第二に「相手との親しさ」も怒りの出し方に影響します。例えば、家族に対しては怒りがあらわに示されるのに対し、好きな知人に対しては表出が抑制される傾向にあります。家族に対して怒りが率直に表出されやすいのは、関係が崩壊することはないという確信に基づくのかもしれません。
◆男性と女性の違い
一般に女性は男性に比べて感情を表出する傾向が高いといわれています。しかし、怒りの場合は必ずしもこの傾向がみられません。日本人のデータでは男性に比べて女性のほうが怒りの表出を抑制する傾向が高いといわれています。それは怒りのようにその表出によって、自分の有能さを示すことにつながる感情に関しては、男性も表出する傾向が高いと考えられています。日本社会は男性性の強い社会であり、その意識が反映されているのかもしれません。
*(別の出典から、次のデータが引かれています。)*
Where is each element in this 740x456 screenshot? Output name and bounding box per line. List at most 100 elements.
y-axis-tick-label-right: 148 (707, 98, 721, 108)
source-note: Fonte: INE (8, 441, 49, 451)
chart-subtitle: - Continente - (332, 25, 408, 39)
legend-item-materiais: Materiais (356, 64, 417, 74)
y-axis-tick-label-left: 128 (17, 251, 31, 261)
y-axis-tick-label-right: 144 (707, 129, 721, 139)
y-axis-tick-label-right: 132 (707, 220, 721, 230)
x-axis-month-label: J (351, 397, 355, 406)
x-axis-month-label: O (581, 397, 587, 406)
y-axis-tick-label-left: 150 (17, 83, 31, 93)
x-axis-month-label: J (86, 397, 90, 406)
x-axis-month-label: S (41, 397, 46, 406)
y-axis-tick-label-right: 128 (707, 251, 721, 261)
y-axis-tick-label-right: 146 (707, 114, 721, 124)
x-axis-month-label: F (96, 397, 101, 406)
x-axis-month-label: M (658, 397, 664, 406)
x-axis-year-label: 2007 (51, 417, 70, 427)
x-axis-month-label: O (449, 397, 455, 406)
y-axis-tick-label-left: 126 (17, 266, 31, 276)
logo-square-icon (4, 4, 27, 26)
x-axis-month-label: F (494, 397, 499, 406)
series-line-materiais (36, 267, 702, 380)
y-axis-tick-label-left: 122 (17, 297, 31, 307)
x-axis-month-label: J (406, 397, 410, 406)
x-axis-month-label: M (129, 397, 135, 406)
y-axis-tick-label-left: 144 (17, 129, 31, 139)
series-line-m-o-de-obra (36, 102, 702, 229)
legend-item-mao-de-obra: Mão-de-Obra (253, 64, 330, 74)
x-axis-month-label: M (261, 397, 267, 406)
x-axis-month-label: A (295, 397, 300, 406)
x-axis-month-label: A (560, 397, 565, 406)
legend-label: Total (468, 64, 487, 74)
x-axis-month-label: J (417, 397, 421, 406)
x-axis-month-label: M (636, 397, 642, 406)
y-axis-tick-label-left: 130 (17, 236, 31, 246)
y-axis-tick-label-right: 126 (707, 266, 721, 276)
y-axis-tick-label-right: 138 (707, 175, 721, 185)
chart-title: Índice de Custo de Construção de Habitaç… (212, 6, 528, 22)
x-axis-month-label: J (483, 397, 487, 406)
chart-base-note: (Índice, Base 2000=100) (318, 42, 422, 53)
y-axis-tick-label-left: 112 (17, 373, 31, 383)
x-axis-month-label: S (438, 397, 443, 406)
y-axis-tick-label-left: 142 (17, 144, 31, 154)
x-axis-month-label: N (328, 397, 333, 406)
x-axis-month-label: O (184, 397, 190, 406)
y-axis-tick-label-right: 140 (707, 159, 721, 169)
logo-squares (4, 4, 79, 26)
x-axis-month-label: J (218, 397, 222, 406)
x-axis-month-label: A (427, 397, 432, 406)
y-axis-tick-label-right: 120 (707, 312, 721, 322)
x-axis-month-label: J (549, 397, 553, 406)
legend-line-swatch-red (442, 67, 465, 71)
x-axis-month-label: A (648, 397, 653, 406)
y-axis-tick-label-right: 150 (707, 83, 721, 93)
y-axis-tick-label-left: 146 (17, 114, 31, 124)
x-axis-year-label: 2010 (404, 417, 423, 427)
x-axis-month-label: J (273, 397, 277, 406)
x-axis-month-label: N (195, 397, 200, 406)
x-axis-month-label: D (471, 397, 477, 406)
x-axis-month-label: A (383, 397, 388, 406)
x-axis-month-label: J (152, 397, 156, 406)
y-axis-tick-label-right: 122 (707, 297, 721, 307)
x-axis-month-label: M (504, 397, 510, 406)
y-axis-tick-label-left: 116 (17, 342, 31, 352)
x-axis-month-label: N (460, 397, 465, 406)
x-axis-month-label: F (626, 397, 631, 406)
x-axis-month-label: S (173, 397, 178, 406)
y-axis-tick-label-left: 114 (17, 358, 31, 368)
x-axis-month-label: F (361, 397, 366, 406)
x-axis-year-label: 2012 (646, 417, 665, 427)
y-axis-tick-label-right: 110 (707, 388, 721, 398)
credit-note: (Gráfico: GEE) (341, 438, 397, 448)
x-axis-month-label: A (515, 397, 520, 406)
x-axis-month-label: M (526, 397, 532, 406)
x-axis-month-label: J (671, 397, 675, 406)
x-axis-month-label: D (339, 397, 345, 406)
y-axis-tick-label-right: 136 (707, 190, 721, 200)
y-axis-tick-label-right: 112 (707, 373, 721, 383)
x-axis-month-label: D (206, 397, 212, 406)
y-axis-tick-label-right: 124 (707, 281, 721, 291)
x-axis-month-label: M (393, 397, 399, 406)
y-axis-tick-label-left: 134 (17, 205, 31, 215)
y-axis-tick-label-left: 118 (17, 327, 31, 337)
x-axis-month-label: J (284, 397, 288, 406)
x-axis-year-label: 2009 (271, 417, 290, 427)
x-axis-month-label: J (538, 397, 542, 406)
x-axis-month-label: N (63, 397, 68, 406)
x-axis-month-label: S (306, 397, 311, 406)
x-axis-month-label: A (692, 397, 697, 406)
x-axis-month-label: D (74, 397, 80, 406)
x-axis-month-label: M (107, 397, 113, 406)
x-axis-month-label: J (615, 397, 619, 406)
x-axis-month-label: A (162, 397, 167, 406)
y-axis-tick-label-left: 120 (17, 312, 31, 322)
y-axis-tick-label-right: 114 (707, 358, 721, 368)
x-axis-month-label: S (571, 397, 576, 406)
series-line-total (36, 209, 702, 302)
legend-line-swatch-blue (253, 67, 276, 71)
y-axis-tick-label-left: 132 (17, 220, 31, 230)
(3)日本人の怒りの出し方(日本人大学生へのアンケート調査より)
◆怒りの表出行動の分類
日本人は欧米人に比べて怒りの表出を抑制しがちですが、私たちが怒りを表に出すことが全くないわけではありません。個人対個人の怒りの表出に限定して、どのような表し方をするのか、大学生にいくつかの怒り喚起状況を提示して、各状況でどんな行動をとるか回答を得たその結果から、7種類の怒りの表出行動が日本人の代表的な怒り表出行動として抽出されました。
①感情的攻撃ー怒りをぶつける、詰問する、強く責める、感情的に反応(言語的攻撃)
②嫌味ー文句を言う、嫌味や皮肉を言う、苦労を伝える(言語的攻撃)
③表情・口調ー冷たい口調、怒りの表情、冷たい態度、乱暴な態度(言語的攻撃)
④無視ー無視する、相手にしない(利益停止)
⑤遠回しー軽く言う、冗談のように言う、さりげなく言う、さりげなく理由を聞く
⑥理性的説得ー説得・説教、注意、理由をよく聞く、謝罪の要求、意思の主張(非攻撃的行動)
⑦いつもどおりー平静にふるまう、調子を合わせる、怒りは示さない、聞き流す(非攻撃的行動)
怒りの表出は必ずしも攻撃的な反応であるばかりではなく、「遠回し」の表現のように婉曲的・曖昧性は日本社会や日本的な対人行動の特徴であることが指摘されています。したがって、これは日本の文化に独自のものといえるかもしれません。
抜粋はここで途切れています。